12. The manner in which the Board operates is determined by the Regulations adopted by the Council.
13. The members of the Board may be employed by the Foundation.
14. The work of the Board of the Foundation is to be managed by the Chairman of the Board. The Board of the Foundation may appoint a Secretary, a Treasurer and a Deputy President from amongst its members. The detailed mechanism of electing a Secretary, a Treasurer and Deputy Chairman, as well as the division of functions and tasks between the individuals shall be described by the Regulations of the Board as approved by resolutions of the Council.
1. The Board manages the activity of the Foundation and represents it externally.
2. The tasks of the Board include in particular:
a) preparing and presenting annual financial plans to the Council, including budget estimates and the budget, which require approval by the Council and presenting reports on their implementation to the Council;
b) preparing reports on the activities of the Foundation;
c) using the funds of the Foundation according to the budget estimate, the budget itself, and the principles laid down by the Council;
d) making decisions in all matters not reserved for the Council.
1. In the case of a Board comprising of more than one person, the Chairman of the Board acting together with one Board Member or two Board Members is entitled to make declarations of will in the name of the Foundation.
2. The Board may appoint attorneys to conduct matters determined by the power of attorney.
1. Change to the Constitution may not include substantial changes to the objectives of the Foundation.

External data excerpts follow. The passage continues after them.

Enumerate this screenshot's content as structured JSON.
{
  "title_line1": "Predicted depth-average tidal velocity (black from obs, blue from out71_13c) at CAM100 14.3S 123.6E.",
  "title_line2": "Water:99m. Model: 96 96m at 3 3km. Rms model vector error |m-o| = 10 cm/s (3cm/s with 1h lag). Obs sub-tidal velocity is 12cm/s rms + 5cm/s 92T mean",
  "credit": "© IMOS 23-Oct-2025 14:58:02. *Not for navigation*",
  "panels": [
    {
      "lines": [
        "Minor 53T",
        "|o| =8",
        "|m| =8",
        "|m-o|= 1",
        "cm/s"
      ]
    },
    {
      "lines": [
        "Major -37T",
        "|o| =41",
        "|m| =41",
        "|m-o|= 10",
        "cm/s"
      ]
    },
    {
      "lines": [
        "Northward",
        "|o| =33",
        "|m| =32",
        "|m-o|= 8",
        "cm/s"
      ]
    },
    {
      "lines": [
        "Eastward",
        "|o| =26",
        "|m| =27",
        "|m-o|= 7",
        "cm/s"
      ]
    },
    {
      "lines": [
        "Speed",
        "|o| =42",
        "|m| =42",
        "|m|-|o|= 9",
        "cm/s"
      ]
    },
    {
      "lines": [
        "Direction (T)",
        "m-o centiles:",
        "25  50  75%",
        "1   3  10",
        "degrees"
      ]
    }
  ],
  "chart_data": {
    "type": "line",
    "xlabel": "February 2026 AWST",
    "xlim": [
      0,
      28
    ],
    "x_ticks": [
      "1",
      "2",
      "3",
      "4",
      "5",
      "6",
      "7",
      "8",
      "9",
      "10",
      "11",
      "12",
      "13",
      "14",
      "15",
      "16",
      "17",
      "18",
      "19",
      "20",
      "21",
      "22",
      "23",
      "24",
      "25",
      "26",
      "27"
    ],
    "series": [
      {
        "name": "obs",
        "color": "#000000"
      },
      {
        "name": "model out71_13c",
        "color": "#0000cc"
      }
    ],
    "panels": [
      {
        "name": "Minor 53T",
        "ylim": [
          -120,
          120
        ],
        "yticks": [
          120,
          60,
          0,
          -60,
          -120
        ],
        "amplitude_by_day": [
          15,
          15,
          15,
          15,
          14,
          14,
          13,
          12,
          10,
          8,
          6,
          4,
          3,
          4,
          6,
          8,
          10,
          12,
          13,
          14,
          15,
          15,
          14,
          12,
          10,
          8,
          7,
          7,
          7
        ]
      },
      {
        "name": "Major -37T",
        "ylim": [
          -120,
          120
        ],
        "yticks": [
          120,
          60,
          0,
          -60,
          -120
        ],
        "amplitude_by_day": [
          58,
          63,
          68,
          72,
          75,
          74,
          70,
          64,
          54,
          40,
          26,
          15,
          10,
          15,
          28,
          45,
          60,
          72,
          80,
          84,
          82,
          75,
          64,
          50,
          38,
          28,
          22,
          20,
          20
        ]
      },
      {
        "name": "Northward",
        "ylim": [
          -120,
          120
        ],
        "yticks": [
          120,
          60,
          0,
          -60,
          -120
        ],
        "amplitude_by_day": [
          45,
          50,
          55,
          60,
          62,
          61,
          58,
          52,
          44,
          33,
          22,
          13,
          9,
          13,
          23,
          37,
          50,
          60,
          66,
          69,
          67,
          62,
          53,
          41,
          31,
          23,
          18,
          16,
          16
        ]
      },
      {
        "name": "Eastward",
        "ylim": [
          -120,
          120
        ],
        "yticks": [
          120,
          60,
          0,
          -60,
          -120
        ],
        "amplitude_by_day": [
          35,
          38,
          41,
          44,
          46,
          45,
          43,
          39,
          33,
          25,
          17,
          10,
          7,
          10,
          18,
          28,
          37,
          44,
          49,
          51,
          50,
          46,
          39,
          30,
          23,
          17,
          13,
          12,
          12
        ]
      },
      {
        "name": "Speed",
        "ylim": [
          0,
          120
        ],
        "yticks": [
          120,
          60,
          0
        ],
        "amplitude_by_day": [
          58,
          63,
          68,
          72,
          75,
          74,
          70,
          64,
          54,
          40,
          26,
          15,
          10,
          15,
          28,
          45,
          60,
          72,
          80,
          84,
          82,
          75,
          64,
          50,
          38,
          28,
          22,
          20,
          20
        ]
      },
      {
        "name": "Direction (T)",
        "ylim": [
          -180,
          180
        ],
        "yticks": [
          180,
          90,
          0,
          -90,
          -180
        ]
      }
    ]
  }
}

2. Decisions regarding changes to the Constitution are to be made by the Council with a majority of three quarters of the Council Members with half of the Council Members present at a meeting.
1. The Foundation is to be wound up should the objectives for which it was established be achieved or should its financial assets and properties be exhausted.
2. A decision regarding the winding up of the Foundation is to be made by the Council on a submission from the Board with the majority of three quarters of the Council Members present at the meeting.
3. The assets remaining after the liquidation of the Foundation are to be used for the implementation of the objectives defined in § 5.
1. The Foundation may merge with another foundation if this would lead to its objectives being achieved more effectively.
2. A merger with another foundation may not take place, if, as a result of the merger, the objectives of the Foundation were to undergo substantial change.
3. Decisions regarding a merger with another foundation are to be made by the Council with a majority of three quarters of the votes cast by Members present at the meeting.